Abstract:Identifying cohorts of patients based on eligibility criteria such as medical conditions, procedures, and medication use is critical to recruitment for clinical trials. Such criteria are often most naturally described in free-text, using language familiar to clinicians and researchers. In order to identify potential participants at scale, these criteria must first be translated into queries on clinical databases, which can be labor-intensive and error-prone. Natural language processing (NLP) methods offer a potential means of such conversion into database queries automatically. However they must first be trained and evaluated using corpora which capture clinical trials criteria in sufficient detail.

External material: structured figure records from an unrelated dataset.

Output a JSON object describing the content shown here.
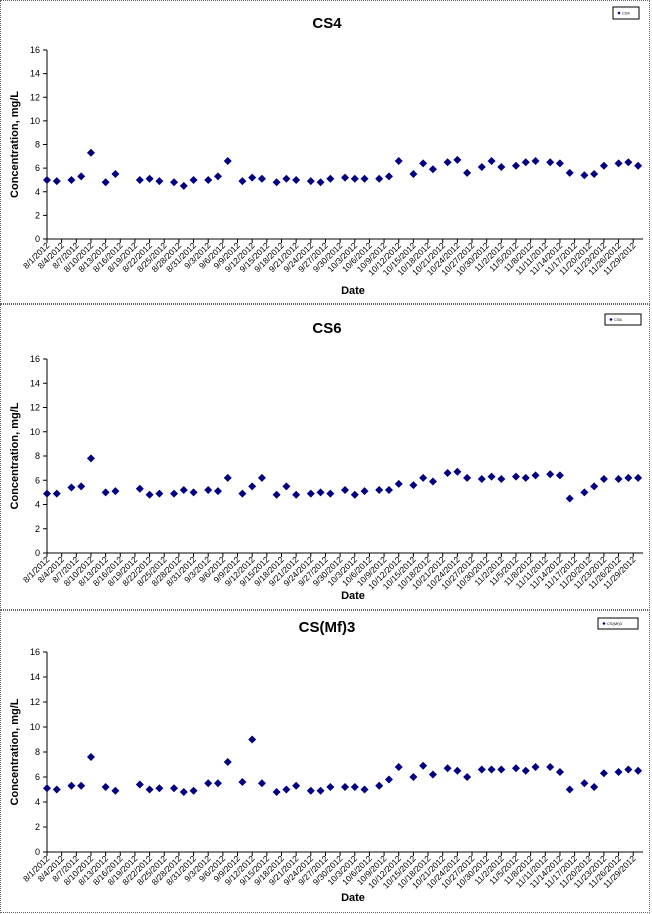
{
  "chart_data": [
    {
      "type": "scatter",
      "title": "CS4",
      "xlabel": "Date",
      "ylabel": "Concentration, mg/L",
      "ylim": [
        0,
        16
      ],
      "yticks": [
        0,
        2,
        4,
        6,
        8,
        10,
        12,
        14,
        16
      ],
      "xlim": [
        "8/1/2012",
        "12/1/2012"
      ],
      "xticks": [
        "8/1/2012",
        "8/4/2012",
        "8/7/2012",
        "8/10/2012",
        "8/13/2012",
        "8/16/2012",
        "8/19/2012",
        "8/22/2012",
        "8/25/2012",
        "8/28/2012",
        "8/31/2012",
        "9/3/2012",
        "9/6/2012",
        "9/9/2012",
        "9/12/2012",
        "9/15/2012",
        "9/18/2012",
        "9/21/2012",
        "9/24/2012",
        "9/27/2012",
        "9/30/2012",
        "10/3/2012",
        "10/6/2012",
        "10/9/2012",
        "10/12/2012",
        "10/15/2012",
        "10/18/2012",
        "10/21/2012",
        "10/24/2012",
        "10/27/2012",
        "10/30/2012",
        "11/2/2012",
        "11/5/2012",
        "11/8/2012",
        "11/11/2012",
        "11/14/2012",
        "11/17/2012",
        "11/20/2012",
        "11/23/2012",
        "11/26/2012",
        "11/29/2012"
      ],
      "grid": false,
      "legend": "top-right",
      "marker_color": "#000080",
      "series": [
        {
          "name": "CS4",
          "x": [
            "8/1/2012",
            "8/3/2012",
            "8/6/2012",
            "8/8/2012",
            "8/10/2012",
            "8/13/2012",
            "8/15/2012",
            "8/20/2012",
            "8/22/2012",
            "8/24/2012",
            "8/27/2012",
            "8/29/2012",
            "8/31/2012",
            "9/3/2012",
            "9/5/2012",
            "9/7/2012",
            "9/10/2012",
            "9/12/2012",
            "9/14/2012",
            "9/17/2012",
            "9/19/2012",
            "9/21/2012",
            "9/24/2012",
            "9/26/2012",
            "9/28/2012",
            "10/1/2012",
            "10/3/2012",
            "10/5/2012",
            "10/8/2012",
            "10/10/2012",
            "10/12/2012",
            "10/15/2012",
            "10/17/2012",
            "10/19/2012",
            "10/22/2012",
            "10/24/2012",
            "10/26/2012",
            "10/29/2012",
            "10/31/2012",
            "11/2/2012",
            "11/5/2012",
            "11/7/2012",
            "11/9/2012",
            "11/12/2012",
            "11/14/2012",
            "11/16/2012",
            "11/19/2012",
            "11/21/2012",
            "11/23/2012",
            "11/26/2012",
            "11/28/2012",
            "11/30/2012"
          ],
          "y": [
            5.0,
            4.9,
            5.0,
            5.3,
            7.3,
            4.8,
            5.5,
            5.0,
            5.1,
            4.9,
            4.8,
            4.5,
            5.0,
            5.0,
            5.3,
            6.6,
            4.9,
            5.2,
            5.1,
            4.8,
            5.1,
            5.0,
            4.9,
            4.8,
            5.1,
            5.2,
            5.1,
            5.1,
            5.1,
            5.3,
            6.6,
            5.5,
            6.4,
            5.9,
            6.5,
            6.7,
            5.6,
            6.1,
            6.6,
            6.1,
            6.2,
            6.5,
            6.6,
            6.5,
            6.4,
            5.6,
            5.4,
            5.5,
            6.2,
            6.4,
            6.5,
            6.2
          ]
        }
      ]
    },
    {
      "type": "scatter",
      "title": "CS6",
      "xlabel": "Date",
      "ylabel": "Concentration, mg/L",
      "ylim": [
        0,
        16
      ],
      "yticks": [
        0,
        2,
        4,
        6,
        8,
        10,
        12,
        14,
        16
      ],
      "xlim": [
        "8/1/2012",
        "12/1/2012"
      ],
      "xticks": [
        "8/1/2012",
        "8/4/2012",
        "8/7/2012",
        "8/10/2012",
        "8/13/2012",
        "8/16/2012",
        "8/19/2012",
        "8/22/2012",
        "8/25/2012",
        "8/28/2012",
        "8/31/2012",
        "9/3/2012",
        "9/6/2012",
        "9/9/2012",
        "9/12/2012",
        "9/15/2012",
        "9/18/2012",
        "9/21/2012",
        "9/24/2012",
        "9/27/2012",
        "9/30/2012",
        "10/3/2012",
        "10/6/2012",
        "10/9/2012",
        "10/12/2012",
        "10/15/2012",
        "10/18/2012",
        "10/21/2012",
        "10/24/2012",
        "10/27/2012",
        "10/30/2012",
        "11/2/2012",
        "11/5/2012",
        "11/8/2012",
        "11/11/2012",
        "11/14/2012",
        "11/17/2012",
        "11/20/2012",
        "11/23/2012",
        "11/26/2012",
        "11/29/2012"
      ],
      "grid": false,
      "legend": "top-right",
      "marker_color": "#000080",
      "series": [
        {
          "name": "CS6",
          "x": [
            "8/1/2012",
            "8/3/2012",
            "8/6/2012",
            "8/8/2012",
            "8/10/2012",
            "8/13/2012",
            "8/15/2012",
            "8/20/2012",
            "8/22/2012",
            "8/24/2012",
            "8/27/2012",
            "8/29/2012",
            "8/31/2012",
            "9/3/2012",
            "9/5/2012",
            "9/7/2012",
            "9/10/2012",
            "9/12/2012",
            "9/14/2012",
            "9/17/2012",
            "9/19/2012",
            "9/21/2012",
            "9/24/2012",
            "9/26/2012",
            "9/28/2012",
            "10/1/2012",
            "10/3/2012",
            "10/5/2012",
            "10/8/2012",
            "10/10/2012",
            "10/12/2012",
            "10/15/2012",
            "10/17/2012",
            "10/19/2012",
            "10/22/2012",
            "10/24/2012",
            "10/26/2012",
            "10/29/2012",
            "10/31/2012",
            "11/2/2012",
            "11/5/2012",
            "11/7/2012",
            "11/9/2012",
            "11/12/2012",
            "11/14/2012",
            "11/16/2012",
            "11/19/2012",
            "11/21/2012",
            "11/23/2012",
            "11/26/2012",
            "11/28/2012",
            "11/30/2012"
          ],
          "y": [
            4.9,
            4.9,
            5.4,
            5.5,
            7.8,
            5.0,
            5.1,
            5.3,
            4.8,
            4.9,
            4.9,
            5.2,
            5.0,
            5.2,
            5.1,
            6.2,
            4.9,
            5.5,
            6.2,
            4.8,
            5.5,
            4.8,
            4.9,
            5.0,
            4.9,
            5.2,
            4.8,
            5.1,
            5.2,
            5.2,
            5.7,
            5.6,
            6.2,
            5.9,
            6.6,
            6.7,
            6.2,
            6.1,
            6.3,
            6.1,
            6.3,
            6.2,
            6.4,
            6.5,
            6.4,
            4.5,
            5.0,
            5.5,
            6.1,
            6.1,
            6.2,
            6.2
          ]
        }
      ]
    },
    {
      "type": "scatter",
      "title": "CS(Mf)3",
      "xlabel": "Date",
      "ylabel": "Concentration, mg/L",
      "ylim": [
        0,
        16
      ],
      "yticks": [
        0,
        2,
        4,
        6,
        8,
        10,
        12,
        14,
        16
      ],
      "xlim": [
        "8/1/2012",
        "12/1/2012"
      ],
      "xticks": [
        "8/1/2012",
        "8/4/2012",
        "8/7/2012",
        "8/10/2012",
        "8/13/2012",
        "8/16/2012",
        "8/19/2012",
        "8/22/2012",
        "8/25/2012",
        "8/28/2012",
        "8/31/2012",
        "9/3/2012",
        "9/6/2012",
        "9/9/2012",
        "9/12/2012",
        "9/15/2012",
        "9/18/2012",
        "9/21/2012",
        "9/24/2012",
        "9/27/2012",
        "9/30/2012",
        "10/3/2012",
        "10/6/2012",
        "10/9/2012",
        "10/12/2012",
        "10/15/2012",
        "10/18/2012",
        "10/21/2012",
        "10/24/2012",
        "10/27/2012",
        "10/30/2012",
        "11/2/2012",
        "11/5/2012",
        "11/8/2012",
        "11/11/2012",
        "11/14/2012",
        "11/17/2012",
        "11/20/2012",
        "11/23/2012",
        "11/26/2012",
        "11/29/2012"
      ],
      "grid": false,
      "legend": "top-right",
      "marker_color": "#000080",
      "series": [
        {
          "name": "CS(Mf)3",
          "x": [
            "8/1/2012",
            "8/3/2012",
            "8/6/2012",
            "8/8/2012",
            "8/10/2012",
            "8/13/2012",
            "8/15/2012",
            "8/20/2012",
            "8/22/2012",
            "8/24/2012",
            "8/27/2012",
            "8/29/2012",
            "8/31/2012",
            "9/3/2012",
            "9/5/2012",
            "9/7/2012",
            "9/10/2012",
            "9/12/2012",
            "9/14/2012",
            "9/17/2012",
            "9/19/2012",
            "9/21/2012",
            "9/24/2012",
            "9/26/2012",
            "9/28/2012",
            "10/1/2012",
            "10/3/2012",
            "10/5/2012",
            "10/8/2012",
            "10/10/2012",
            "10/12/2012",
            "10/15/2012",
            "10/17/2012",
            "10/19/2012",
            "10/22/2012",
            "10/24/2012",
            "10/26/2012",
            "10/29/2012",
            "10/31/2012",
            "11/2/2012",
            "11/5/2012",
            "11/7/2012",
            "11/9/2012",
            "11/12/2012",
            "11/14/2012",
            "11/16/2012",
            "11/19/2012",
            "11/21/2012",
            "11/23/2012",
            "11/26/2012",
            "11/28/2012",
            "11/30/2012"
          ],
          "y": [
            5.1,
            5.0,
            5.3,
            5.3,
            7.6,
            5.2,
            4.9,
            5.4,
            5.0,
            5.1,
            5.1,
            4.8,
            4.9,
            5.5,
            5.5,
            7.2,
            5.6,
            9.0,
            5.5,
            4.8,
            5.0,
            5.3,
            4.9,
            4.9,
            5.2,
            5.2,
            5.2,
            5.0,
            5.3,
            5.8,
            6.8,
            6.0,
            6.9,
            6.2,
            6.7,
            6.5,
            6.0,
            6.6,
            6.6,
            6.6,
            6.7,
            6.5,
            6.8,
            6.8,
            6.4,
            5.0,
            5.5,
            5.2,
            6.3,
            6.4,
            6.6,
            6.5
          ]
        }
      ]
    }
  ]
}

In this paper, we introduce the Leaf Clinical Trials (LCT) corpus, a human-annotated corpus of over 1,000 clinical trial eligibility criteria descriptions using highly granular structured labels capturing a range of biomedical phenomena. We provide details of our schema, annotation process, corpus quality, and statistics. Additionally, we present baseline information extraction results on this corpus as benchmarks for future work.